Лицо, сидящее за столом, вызывало глубокое почтение. Это однажды хорошо сформулировал Пастернак. Брошенная жена, Женя, однажды захотела стоять на трибуне во время демонстрации (одно время была такая мода) и потребовала у Бориса, чтобы он достал ей пропуск. Он побежал в Союз писателей и упросил дать ему пропуск для утешения и развлечения Жени. Накануне праздника ему дали вожделенную бумажку, но оказалось, что пропуск выписан на его имя. Секретарша посочувствовала и посоветовала не смущаться - пусть Евгения Владимировна идет по этому пропуску, кто там станет разбираться... Женя пошла, но ее не пропустили, и начался скандал по поводу незаконной передачи пропуска. "Чего вы поверили девчонке-секретарше?" - спросила я Пастернака, выслушав его жалобы. "Как не поверить, - возразил Пастернак, - ведь она сидит за столом!" Нами овладело смертное почтение ко всем, кто сидит за столом. С тех пор повелось словечко - мы проверяли значимость человека, спрашивая: "А он сидит за столом?" Чечановский сидел за столом с ящиками. Это предвещало, что разговор в коридоре будет серьезным.
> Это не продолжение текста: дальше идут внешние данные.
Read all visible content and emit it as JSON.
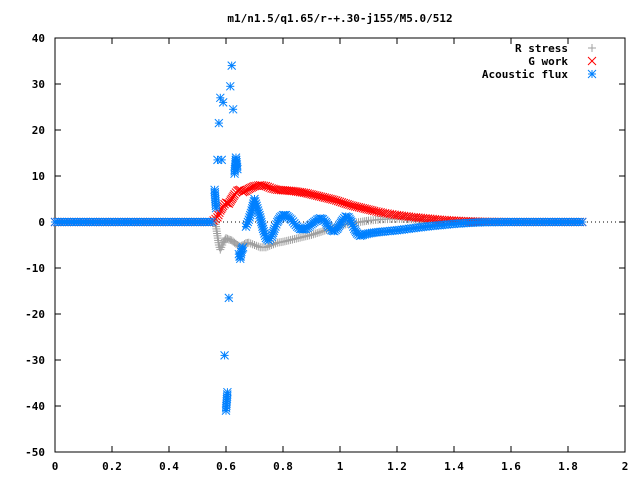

Чечановский посоветовал, чтобы Мандельштам сразу, не откладывая, "отказался" от "Путешествия в Армению". Я не спросила, в какой форме должен быть отказ, потому что подумала, что речь идет о собрании сочинений и Чечановский хочет, чтобы Мандельштам не включал рукопись во второй том. Впоследствии Чечановский сказал мне, что следовало выступить с покаянным письмом в прессе. Эпоха покаянных писем еще не закончилась. Ее расцвет выпал на мою работу с Чечановским в "ЗКП". К нему стояла очередь авторов покаянных писем, добивавшихся скорейшего напечатанья. Особенно много было психологов и педа-гогов-теоретиков, потому что какие-то течения только подверглись разгрому. Не задала я Чечановскому и другого вопроса: почему он обращается ко мне, а не к Мандельштаму? Ведь он бывал у нас и ему ничего не стоило поговорить с Мандельштамом. Этого вопроса я не задала, потому что знала об особом приеме - на мужей воздействовали через жен. Охранительницы домашнего очага, почуяв беду, с такой силой наседали на мужей, что они, слегка поскандалив в четырех стенах, являлись к начальству смирные как овечки и безропотно подписывали все, что им предлагали, меняли взгляды и вычеркивали куски из романов. Муж считал, что он приносит жертву ради семьи, и это сознание облегчало ему совесть. Жена ходила заплаканная и замордованная, но в душе радовалась, что спасла мужа. Приближались времена, когда уже ничего не спасало, кроме случая. В августе 1933 года своевременное покаяние еще могло спасти или хоть отсрочить гибель.